In a recent study, Fabric set out to understand unique generational considerations in how Millennial women relate to home cleaning, home cleaning brands, and home cleaning product purchasing. What we didn’t anticipate? That we’d open up a Pandora’s Box of emotionally deep insights. You can watch a video clip here.
To understand the emotions, pressures, and motivations related to household cleaning. By gaining a deeper understanding of the the modern young woman’s relationship to cleaning, we can better gauge what types of products and concepts would appeal most. One interesting technique we employed was to have women show us a photo of their Mom in the first response, to dial up the emotional intensity of their responses.
- National US sample
- 12 states
- 14 cities
- Ages 25 – 40
- Mix of ethnicities and socio-economic backgrounds
While we anticipated interesting results given the nature of the study and the research design, what we didn’t see coming was that the study became a form of mother/daughter therapy as told through the lens of home cleaning. Millennial women’s cleaning rituals, habits and schedules opened up a Pandora’s box of deep memories, providing a rich and emotionally colorful set of insights.
Here’s a look at how we set the stage for success by tuning the study design and triggers for the unique attributes of mobile video surveys.

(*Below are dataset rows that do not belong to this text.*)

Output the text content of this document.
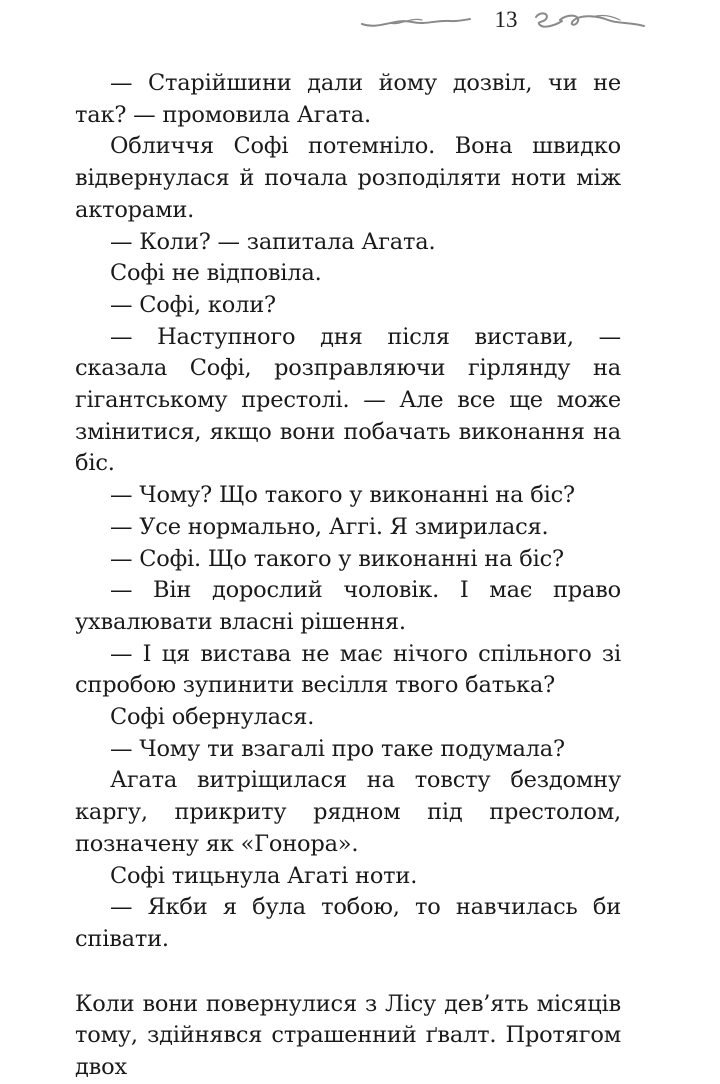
13

— Старійшини дали йому дозвіл, чи не так? — промовила Агата.

Обличчя Софі потемніло. Вона швидко відвернулася й почала розподіляти ноти між акторами.

— Коли? — запитала Агата.

Софі не відповіла.

— Софі, коли?

— Наступного дня після вистави, — сказала Софі, розправляючи гірлянду на гігантському престолі. — Але все ще може змінитися, якщо вони побачать виконання на біс.

— Чому? Що такого у виконанні на біс?

— Усе нормально, Аггі. Я змирилася.

— Софі. Що такого у виконанні на біс?

— Він дорослий чоловік. І має право ухвалювати власні рішення.

— І ця вистава не має нічого спільного зі спробою зупинити весілля твого батька?

Софі обернулася.

— Чому ти взагалі про таке подумала?

Агата витріщилася на товсту бездомну каргу, прикриту рядном під престолом, позначену як «Гонора».

Софі тицьнула Агаті ноти.

— Якби я була тобою, то навчилась би співати.

Коли вони повернулися з Лісу дев’ять місяців тому, здійнявся страшенний ґвалт. Протягом двох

The unique nature of mobile video studies
We’ve found that in mobile video surveys, respondents are remarkably open, honest, and candid in their replies. This may be because mobile phones – given how much they are used – serve as virtual extensions of the human hand. The device becomes quite personal and intimate in that respect. Additionally, we often use mobile devices to communicate in confidence with people we trust. So in a sense, the technology, by association, takes on attributes of a confidante: people are comfortable sharing openly with it.
Furthermore, as a market research methodology, mobile video surveys are highly effective for anything to do with the home. Participants often record their responses while at home, where they typically feel comfortable being themselves and where they are surrounded by belongings and items they use every day.
The compounded effect of using a familiar, personal technology in a familiar, personal environment makes the results of mobile video research studies highly insightful.